Thus, superoxide itself is obviously too inert to be a direct initiator of lipid peroxidation. However, it may be converted into some reactive species in superoxide-dependent oxidative processes. It has been suggested that superoxide can initiate lipid peroxidation by reducing ferric into ferrous iron, which is able to catalyze the formation of free hydroxyl radicals via the Fenton reaction. The possibility of hydroxyl-initiated lipid peroxidation was considered in earlier studies. For example, Lai and Piette [8] identified hydroxyl radicals in NADPH-dependent microsomal lipid peroxidation by EPR spectroscopy using the spin-trapping agents DMPO and phenyl-tcrt-butylnitrone. They proposed that hydroxyl radicals are generated by the Fenton reaction between ferrous ions and hydrogen peroxide formed by the dismutation of superoxide. Later on, the formation of hydroxyl radicals was shown in the oxidation of NADPH catalyzed by microsomal NADPH-cytochrome P-450 reductase [9,10]. 

However, subsequent studies demonstrated that the formation of hydroxyl radicals, even if it takes place during lipid peroxidation, is of no real importance. Beloqui and Cederbaum [11] have found that although the glutathione-glutathione peroxidase system suppressed hydroxyl radical generation during the oxidation of 4-methylmercapto-2-oxo-butyrate, it exhibited a much smaller effect on microsomal lipid peroxidation. Therefore, hydroxyl radical formation is apparently unimportant in this process. Other authors also pointed out at an unimportant role of hydroxyl radicals in the initiation of microsomal lipid peroxidation [12 14], For example, it has been shown that Fe(EDTA), a most efficient catalyst of hydroxyl radical formation by the Fenton reaction, inhibited microsomal and liposomal lipid peroxidation, while the weak catalysts of this reaction Fe(ADP) and Fe(ATP) enhanced it [13]. 

Rodenas et al. [77] studied PMN-stimulated lipid peroxidation of arachidonic acid. As MDA formation was inhibited both with L-arginine (supposedly due to the formation of excess NO) and DTPA (an iron ion chelator), it was concluded that about 40% of peroxidation was initiated by hydroxyl radicals formed via the Fenton reaction and about 60% was mediated by peroxynitrite. However, it should be noted that the probability of hydroxyl radical-initiated lipid peroxidation is very small (see above). Phagocyte-mediated LDL oxidation is considered below. 

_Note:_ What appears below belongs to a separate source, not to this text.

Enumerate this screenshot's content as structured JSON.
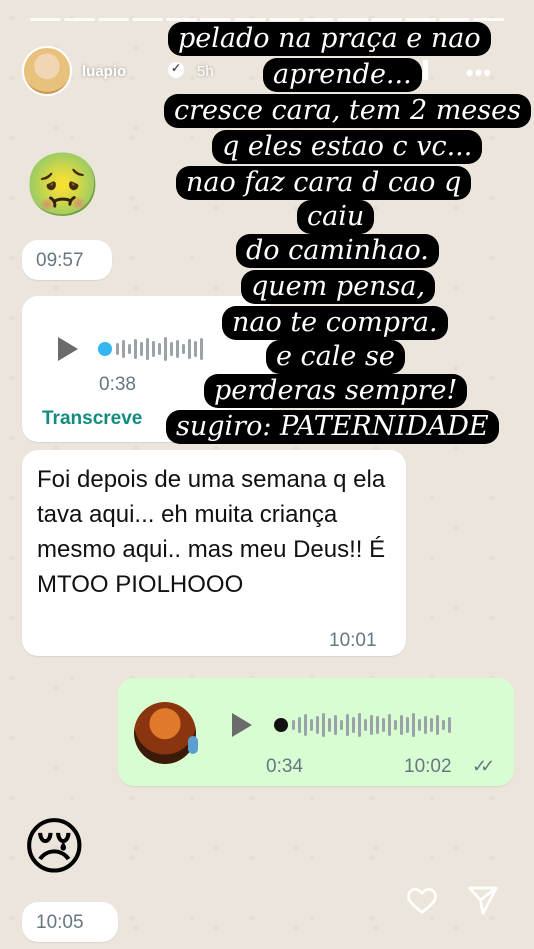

Schnurr et al. [22] showed that rabbit 15-LOX oxidized beef heart submitochondrial particles to form phospholipid-bound hydroperoxy- and keto-polyenoic fatty acids and induced the oxidative modification of membrane proteins. It was also found that the total oxygen uptake significantly exceeded the formation of oxygenated polyenoic acids supposedly due to the formation of hydroxyl radicals by the reaction of ubiquinone with lipid 15-LOX-derived hydroperoxides. However, it is impossible to agree with this proposal because it is known for a long time [23] that quinones cannot catalyze the formation of hydroxyl radicals by the Fenton reaction. Oxidation of intracellular unsaturated acids (for example, linoleic and arachidonic acids) by lipoxygenases can be suppressed by fatty acid binding proteins [24].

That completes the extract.